Satisfaction in a bowl best sums up the Penang Assam Laksa at Penang Kaki, a stall in Maxwell Food Centre.
You can tell that a stall is doing something right when Singapore-based Malaysian friends and family tell you that the laksa there is "not bad" or "a good attempt", especially since they hardly admit to anything here being authentic.
When it comes to food, Malaysians are just as fussy a bunch of eaters as we are.
The assam laksa is a little more reddish and watery than other versions out there, but it's nothing to be alarmed about.
Flavour-wise, it hits all the right notes - it is punchy, adequately sour and mildly spicy.
I love that the noodles are thick, all the better to soak up the soupy gravy.
In fact, the type of noodles is quite similar to what is used in Penang and Kuala Lumpur.
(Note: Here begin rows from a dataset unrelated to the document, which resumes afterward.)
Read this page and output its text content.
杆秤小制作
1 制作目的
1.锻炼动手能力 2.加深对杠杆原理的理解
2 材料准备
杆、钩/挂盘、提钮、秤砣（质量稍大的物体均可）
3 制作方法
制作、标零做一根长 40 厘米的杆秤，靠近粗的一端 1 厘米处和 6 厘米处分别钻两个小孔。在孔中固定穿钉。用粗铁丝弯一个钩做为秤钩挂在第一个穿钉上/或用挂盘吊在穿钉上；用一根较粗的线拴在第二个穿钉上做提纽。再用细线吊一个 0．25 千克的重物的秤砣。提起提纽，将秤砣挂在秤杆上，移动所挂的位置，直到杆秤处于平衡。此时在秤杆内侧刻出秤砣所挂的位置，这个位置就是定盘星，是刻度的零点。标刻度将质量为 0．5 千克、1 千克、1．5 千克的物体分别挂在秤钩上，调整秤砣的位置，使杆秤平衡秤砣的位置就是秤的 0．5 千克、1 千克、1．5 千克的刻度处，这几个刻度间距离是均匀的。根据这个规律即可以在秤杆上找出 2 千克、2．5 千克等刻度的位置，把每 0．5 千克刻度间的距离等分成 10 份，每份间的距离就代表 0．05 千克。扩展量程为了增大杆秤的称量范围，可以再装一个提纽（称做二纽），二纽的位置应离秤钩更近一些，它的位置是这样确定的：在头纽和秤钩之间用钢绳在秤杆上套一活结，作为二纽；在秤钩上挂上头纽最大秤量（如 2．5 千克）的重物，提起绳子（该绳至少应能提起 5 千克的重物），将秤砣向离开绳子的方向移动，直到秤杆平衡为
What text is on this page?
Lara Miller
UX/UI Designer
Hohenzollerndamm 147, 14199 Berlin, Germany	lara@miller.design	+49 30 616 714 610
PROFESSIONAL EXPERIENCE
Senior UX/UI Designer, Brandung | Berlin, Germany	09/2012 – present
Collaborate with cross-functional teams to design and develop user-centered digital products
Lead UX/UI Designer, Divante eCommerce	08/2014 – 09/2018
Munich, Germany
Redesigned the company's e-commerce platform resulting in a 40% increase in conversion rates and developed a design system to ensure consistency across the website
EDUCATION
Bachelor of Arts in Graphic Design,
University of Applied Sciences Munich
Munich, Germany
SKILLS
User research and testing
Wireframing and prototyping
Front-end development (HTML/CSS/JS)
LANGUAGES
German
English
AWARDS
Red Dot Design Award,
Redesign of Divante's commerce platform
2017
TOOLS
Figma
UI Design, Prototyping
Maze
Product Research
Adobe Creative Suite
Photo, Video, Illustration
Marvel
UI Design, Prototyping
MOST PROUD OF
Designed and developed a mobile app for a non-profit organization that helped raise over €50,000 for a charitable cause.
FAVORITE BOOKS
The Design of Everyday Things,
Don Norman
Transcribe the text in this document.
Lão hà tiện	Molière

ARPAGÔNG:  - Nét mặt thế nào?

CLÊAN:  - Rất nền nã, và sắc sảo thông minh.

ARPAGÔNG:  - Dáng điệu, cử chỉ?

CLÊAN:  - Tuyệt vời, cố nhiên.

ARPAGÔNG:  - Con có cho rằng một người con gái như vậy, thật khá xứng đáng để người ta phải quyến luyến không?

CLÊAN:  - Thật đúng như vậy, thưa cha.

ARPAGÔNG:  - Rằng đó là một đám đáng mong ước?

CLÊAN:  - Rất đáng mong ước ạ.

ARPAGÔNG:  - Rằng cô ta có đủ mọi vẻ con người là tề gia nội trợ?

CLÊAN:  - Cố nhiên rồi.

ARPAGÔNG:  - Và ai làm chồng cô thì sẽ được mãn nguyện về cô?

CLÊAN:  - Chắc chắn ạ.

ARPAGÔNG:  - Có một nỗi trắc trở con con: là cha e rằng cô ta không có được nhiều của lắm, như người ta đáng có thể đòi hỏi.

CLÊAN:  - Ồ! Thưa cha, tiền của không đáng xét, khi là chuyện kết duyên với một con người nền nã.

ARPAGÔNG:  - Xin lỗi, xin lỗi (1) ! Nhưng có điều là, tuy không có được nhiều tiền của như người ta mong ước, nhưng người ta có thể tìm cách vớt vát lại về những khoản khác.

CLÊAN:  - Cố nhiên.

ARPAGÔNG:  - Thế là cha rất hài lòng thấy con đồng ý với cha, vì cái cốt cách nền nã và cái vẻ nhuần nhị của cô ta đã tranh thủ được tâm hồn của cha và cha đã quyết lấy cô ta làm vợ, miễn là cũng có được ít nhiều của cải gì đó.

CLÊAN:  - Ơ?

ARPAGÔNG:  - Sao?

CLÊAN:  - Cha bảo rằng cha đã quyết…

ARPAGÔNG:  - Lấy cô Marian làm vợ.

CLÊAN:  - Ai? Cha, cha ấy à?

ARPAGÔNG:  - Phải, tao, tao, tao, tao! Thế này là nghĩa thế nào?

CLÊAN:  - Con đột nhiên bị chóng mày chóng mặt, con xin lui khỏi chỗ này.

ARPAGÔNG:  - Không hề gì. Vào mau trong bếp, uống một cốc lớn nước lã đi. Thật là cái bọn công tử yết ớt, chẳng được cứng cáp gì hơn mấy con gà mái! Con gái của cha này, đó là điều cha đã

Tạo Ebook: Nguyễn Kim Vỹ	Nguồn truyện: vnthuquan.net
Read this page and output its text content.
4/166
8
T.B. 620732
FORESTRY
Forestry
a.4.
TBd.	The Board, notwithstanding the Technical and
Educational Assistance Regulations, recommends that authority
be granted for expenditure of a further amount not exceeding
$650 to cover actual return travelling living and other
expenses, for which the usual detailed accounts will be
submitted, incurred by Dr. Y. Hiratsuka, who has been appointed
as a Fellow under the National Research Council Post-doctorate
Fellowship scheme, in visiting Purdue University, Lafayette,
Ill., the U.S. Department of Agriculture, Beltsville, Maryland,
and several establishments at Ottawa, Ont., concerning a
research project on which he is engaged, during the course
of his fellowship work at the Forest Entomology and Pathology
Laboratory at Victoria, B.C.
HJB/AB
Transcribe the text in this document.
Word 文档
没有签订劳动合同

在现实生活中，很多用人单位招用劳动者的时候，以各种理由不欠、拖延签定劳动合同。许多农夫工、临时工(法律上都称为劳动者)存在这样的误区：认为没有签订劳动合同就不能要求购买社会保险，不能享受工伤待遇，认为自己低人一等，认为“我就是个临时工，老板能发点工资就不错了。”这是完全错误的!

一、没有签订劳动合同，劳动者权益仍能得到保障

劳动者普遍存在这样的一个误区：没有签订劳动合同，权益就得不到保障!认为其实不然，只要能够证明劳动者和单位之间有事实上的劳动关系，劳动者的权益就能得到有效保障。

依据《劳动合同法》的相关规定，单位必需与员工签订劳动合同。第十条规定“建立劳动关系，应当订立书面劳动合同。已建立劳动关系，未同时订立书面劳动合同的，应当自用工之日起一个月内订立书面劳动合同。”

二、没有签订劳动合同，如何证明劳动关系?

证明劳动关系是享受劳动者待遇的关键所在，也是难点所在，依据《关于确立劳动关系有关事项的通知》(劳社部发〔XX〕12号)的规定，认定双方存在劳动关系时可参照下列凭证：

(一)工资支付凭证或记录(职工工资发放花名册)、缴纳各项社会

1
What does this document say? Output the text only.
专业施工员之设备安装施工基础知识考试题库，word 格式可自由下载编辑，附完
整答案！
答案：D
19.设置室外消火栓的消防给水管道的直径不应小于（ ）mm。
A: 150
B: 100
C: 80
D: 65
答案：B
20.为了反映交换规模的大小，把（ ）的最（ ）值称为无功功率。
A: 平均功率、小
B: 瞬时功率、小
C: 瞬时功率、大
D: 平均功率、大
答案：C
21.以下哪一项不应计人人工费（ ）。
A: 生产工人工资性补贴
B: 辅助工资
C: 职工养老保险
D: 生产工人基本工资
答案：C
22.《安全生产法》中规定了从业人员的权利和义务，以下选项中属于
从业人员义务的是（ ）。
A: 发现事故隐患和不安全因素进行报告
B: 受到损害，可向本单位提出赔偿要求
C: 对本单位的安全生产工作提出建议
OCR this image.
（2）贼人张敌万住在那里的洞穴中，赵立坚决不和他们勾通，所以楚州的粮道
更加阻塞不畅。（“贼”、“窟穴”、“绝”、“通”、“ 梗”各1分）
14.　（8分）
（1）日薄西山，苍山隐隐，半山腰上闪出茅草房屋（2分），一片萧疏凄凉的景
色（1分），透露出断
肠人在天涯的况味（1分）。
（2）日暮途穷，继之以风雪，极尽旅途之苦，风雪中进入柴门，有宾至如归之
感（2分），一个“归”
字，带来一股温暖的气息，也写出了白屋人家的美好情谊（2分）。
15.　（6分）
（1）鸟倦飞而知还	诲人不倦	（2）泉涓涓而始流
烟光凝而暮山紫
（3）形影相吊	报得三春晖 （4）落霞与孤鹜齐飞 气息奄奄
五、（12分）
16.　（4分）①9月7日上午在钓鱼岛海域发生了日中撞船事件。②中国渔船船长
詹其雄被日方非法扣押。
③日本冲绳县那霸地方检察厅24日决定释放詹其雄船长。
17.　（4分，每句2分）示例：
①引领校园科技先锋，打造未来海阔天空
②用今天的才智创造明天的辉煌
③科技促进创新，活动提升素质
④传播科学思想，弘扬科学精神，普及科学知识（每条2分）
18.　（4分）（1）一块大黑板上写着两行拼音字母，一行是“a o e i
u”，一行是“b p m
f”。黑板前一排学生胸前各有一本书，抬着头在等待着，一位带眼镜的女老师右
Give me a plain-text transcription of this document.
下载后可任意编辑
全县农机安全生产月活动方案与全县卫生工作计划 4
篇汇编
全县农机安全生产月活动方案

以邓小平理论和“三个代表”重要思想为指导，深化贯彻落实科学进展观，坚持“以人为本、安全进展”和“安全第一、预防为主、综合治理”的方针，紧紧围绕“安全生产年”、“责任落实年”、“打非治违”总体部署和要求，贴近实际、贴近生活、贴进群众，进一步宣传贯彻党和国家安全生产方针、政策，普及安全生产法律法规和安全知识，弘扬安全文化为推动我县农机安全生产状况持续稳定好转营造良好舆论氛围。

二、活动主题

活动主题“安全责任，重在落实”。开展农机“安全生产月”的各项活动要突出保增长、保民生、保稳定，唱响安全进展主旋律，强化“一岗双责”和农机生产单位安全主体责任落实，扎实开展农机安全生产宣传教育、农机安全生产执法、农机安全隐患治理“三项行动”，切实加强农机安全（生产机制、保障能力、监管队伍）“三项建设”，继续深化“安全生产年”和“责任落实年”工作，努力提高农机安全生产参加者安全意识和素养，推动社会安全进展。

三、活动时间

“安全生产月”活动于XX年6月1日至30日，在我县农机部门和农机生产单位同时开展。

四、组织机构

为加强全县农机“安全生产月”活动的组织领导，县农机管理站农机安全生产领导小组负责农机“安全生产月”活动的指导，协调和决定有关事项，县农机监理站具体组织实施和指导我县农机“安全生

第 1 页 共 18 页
They are fatter and bouncier than the thick bee hoon used in curry laksa, and the texture resembles silver needle noodles, also known as mee tai mak.
Delightful chunks of fish can be found throughout the bowl too.
My only gripe is that there could be more ingredients for garnishing - more mint leaves, more pineapple, more shredded cucumber, more ginger flower.
I guess I have been spoilt: When eating assam laksa at home, I pile on the pineapple, along with the other toppings. So, to me, anything less can seem meagre and insufficient.
But at $4 a bowl, there isn't much to complain about.
The assam laksa here keeps my cravings at bay.
Other items on the menu include prawn noodles, rojak and kolo mee.
If the laksa is anything to go by, perhaps the other offerings will be just as promising.
It's hard to say whether a dish is authentic because it all depends on an individual's upbringing, background and taste preferences.
But I can certainly attest that Penang Kaki's laksa deserves a thumbs up.